Cost

The first benefit that most people will highlight is hourly cost. If you have to pay an employee, then at the very least you will be paying that employee’s hourly cost, the cost of their benefits package, and their payroll taxes. Your company might also foot the bill for training this QA Tester.

This is often cited as the key to why you would outsource your quality assurance. Hourly cost to a company for every “tester hour” billed is seen as far less expensive and thus can make a project budget appear in-line.

Expertise
Although this falls in the same category as Cost, instead of adding large headcount, this time you are adding expertise that you wouldn’t otherwise have on your team. This may be an expert that you hire along with your additional testers, or it may be a stand-alone contractor.

Adding a QA Expert (or a team of them) to your project team should be viewed as a method of ensuring the most effective techniques are used and that your outsourced QA Team is utilized most efficiently. An expert can make sure that any other QA you employ is held accountable.
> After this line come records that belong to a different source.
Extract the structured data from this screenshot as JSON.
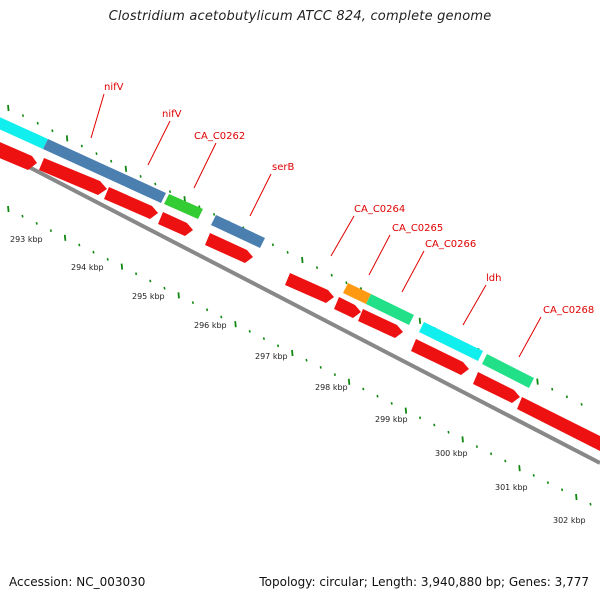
{
  "title": "Clostridium acetobutylicum ATCC 824, complete genome",
  "footer": {
    "accession": "Accession: NC_003030",
    "stats": "Topology: circular; Length: 3,940,880 bp; Genes: 3,777"
  },
  "colors": {
    "cds_red": "#ee1111",
    "steel_blue": "#4a7fb0",
    "cyan": "#11eeee",
    "green": "#33cc33",
    "teal_green": "#22e088",
    "orange": "#ff9911",
    "backbone": "#888888",
    "tick_green": "#118811",
    "label_red": "#e00000"
  },
  "feature_labels": [
    {
      "name": "nifV"
    },
    {
      "name": "nifV"
    },
    {
      "name": "CA_C0262"
    },
    {
      "name": "serB"
    },
    {
      "name": "CA_C0264"
    },
    {
      "name": "CA_C0265"
    },
    {
      "name": "CA_C0266"
    },
    {
      "name": "ldh"
    },
    {
      "name": "CA_C0268"
    }
  ],
  "scale_ticks": [
    {
      "label": "293 kbp"
    },
    {
      "label": "294 kbp"
    },
    {
      "label": "295 kbp"
    },
    {
      "label": "296 kbp"
    },
    {
      "label": "297 kbp"
    },
    {
      "label": "298 kbp"
    },
    {
      "label": "299 kbp"
    },
    {
      "label": "300 kbp"
    },
    {
      "label": "301 kbp"
    },
    {
      "label": "302 kbp"
    }
  ]
}
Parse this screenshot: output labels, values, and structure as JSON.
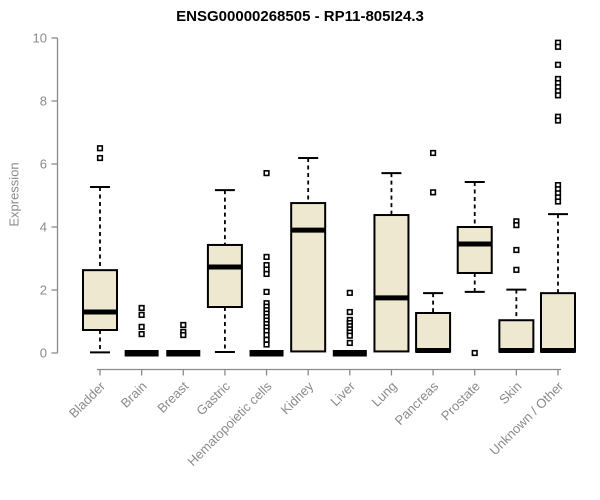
{
  "chart_data": {
    "type": "boxplot",
    "title": "ENSG00000268505 - RP11-805I24.3",
    "ylabel": "Expression",
    "xlabel": "",
    "ylim": [
      0,
      10
    ],
    "yticks": [
      0,
      2,
      4,
      6,
      8,
      10
    ],
    "grid": false,
    "legend": "none",
    "box_fill": "#EDE8CF",
    "box_stroke": "#000000",
    "axis_color": "#8a8a8a",
    "categories": [
      "Bladder",
      "Brain",
      "Breast",
      "Gastric",
      "Hematopoietic cells",
      "Kidney",
      "Liver",
      "Lung",
      "Pancreas",
      "Prostate",
      "Skin",
      "Unknown / Other"
    ],
    "series": [
      {
        "label": "Bladder",
        "whisker_low": 0.02,
        "q1": 0.73,
        "median": 1.3,
        "q3": 2.63,
        "whisker_high": 5.27,
        "outliers": [
          6.5,
          6.19
        ]
      },
      {
        "label": "Brain",
        "whisker_low": 0.0,
        "q1": 0.0,
        "median": 0.03,
        "q3": 0.06,
        "whisker_high": 0.06,
        "outliers": [
          1.43,
          1.21,
          0.83,
          0.6
        ]
      },
      {
        "label": "Breast",
        "whisker_low": 0.0,
        "q1": 0.0,
        "median": 0.03,
        "q3": 0.06,
        "whisker_high": 0.06,
        "outliers": [
          0.89,
          0.67,
          0.57
        ]
      },
      {
        "label": "Gastric",
        "whisker_low": 0.03,
        "q1": 1.46,
        "median": 2.73,
        "q3": 3.43,
        "whisker_high": 5.17,
        "outliers": []
      },
      {
        "label": "Hematopoietic cells",
        "whisker_low": 0.0,
        "q1": 0.0,
        "median": 0.03,
        "q3": 0.06,
        "whisker_high": 0.06,
        "outliers": [
          5.71,
          3.05,
          2.79,
          2.65,
          2.51,
          1.94,
          1.58,
          1.47,
          1.36,
          1.25,
          1.14,
          1.03,
          0.92,
          0.81,
          0.7,
          0.57,
          0.42,
          0.27
        ]
      },
      {
        "label": "Kidney",
        "whisker_low": 0.05,
        "q1": 0.05,
        "median": 3.9,
        "q3": 4.76,
        "whisker_high": 6.19,
        "outliers": []
      },
      {
        "label": "Liver",
        "whisker_low": 0.0,
        "q1": 0.0,
        "median": 0.03,
        "q3": 0.06,
        "whisker_high": 0.06,
        "outliers": [
          1.91,
          1.3,
          1.05,
          0.95,
          0.85,
          0.75,
          0.65,
          0.55,
          0.32
        ]
      },
      {
        "label": "Lung",
        "whisker_low": 0.02,
        "q1": 0.05,
        "median": 1.75,
        "q3": 4.38,
        "whisker_high": 5.71,
        "outliers": []
      },
      {
        "label": "Pancreas",
        "whisker_low": 0.02,
        "q1": 0.04,
        "median": 0.08,
        "q3": 1.27,
        "whisker_high": 1.9,
        "outliers": [
          6.35,
          5.1
        ]
      },
      {
        "label": "Prostate",
        "whisker_low": 1.94,
        "q1": 2.54,
        "median": 3.46,
        "q3": 4.0,
        "whisker_high": 5.43,
        "outliers": [
          0.0
        ]
      },
      {
        "label": "Skin",
        "whisker_low": 0.02,
        "q1": 0.04,
        "median": 0.08,
        "q3": 1.04,
        "whisker_high": 2.01,
        "outliers": [
          4.18,
          4.06,
          3.27,
          2.64
        ]
      },
      {
        "label": "Unknown / Other",
        "whisker_low": 0.02,
        "q1": 0.04,
        "median": 0.08,
        "q3": 1.9,
        "whisker_high": 4.41,
        "outliers": [
          9.85,
          9.72,
          9.15,
          8.7,
          8.57,
          8.44,
          8.31,
          8.18,
          7.5,
          7.38,
          5.33,
          5.2,
          5.07,
          4.94,
          4.81
        ]
      }
    ]
  }
}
If you don’t have the expertise to know if you are getting the best return on your testing dollar, or don’t have the time to monitor all of the results, define and implement effective procedures, etc., then you need a Quality Assurance Expert. Hiring this expertise on a short-term basis is another preventative measure you can take to ensure your project has the best chance of success. Once your project is safely released to the wild, you are free of this expense.

Non-Financial Overhead
Beyond the direct hourly cost that in-house Quality Assurance tallies, there is all of the overhead of managing it. Knowing who to hire, creating a training program, updating best practices, maintaining up-to-date testing software, paying for all of the hardware upkeep needed to maintain a respectable testing lab (even on a small scale), etc., etc., etc.

None of that even considers justifying maintaining an in-house QA Team when there is not an active project to employ them. Although valuable Quality Assurance Professionals know how to continuously add value to their department, division, and company – if they are not actively testing, their value is often not apparent to non-QA personnel.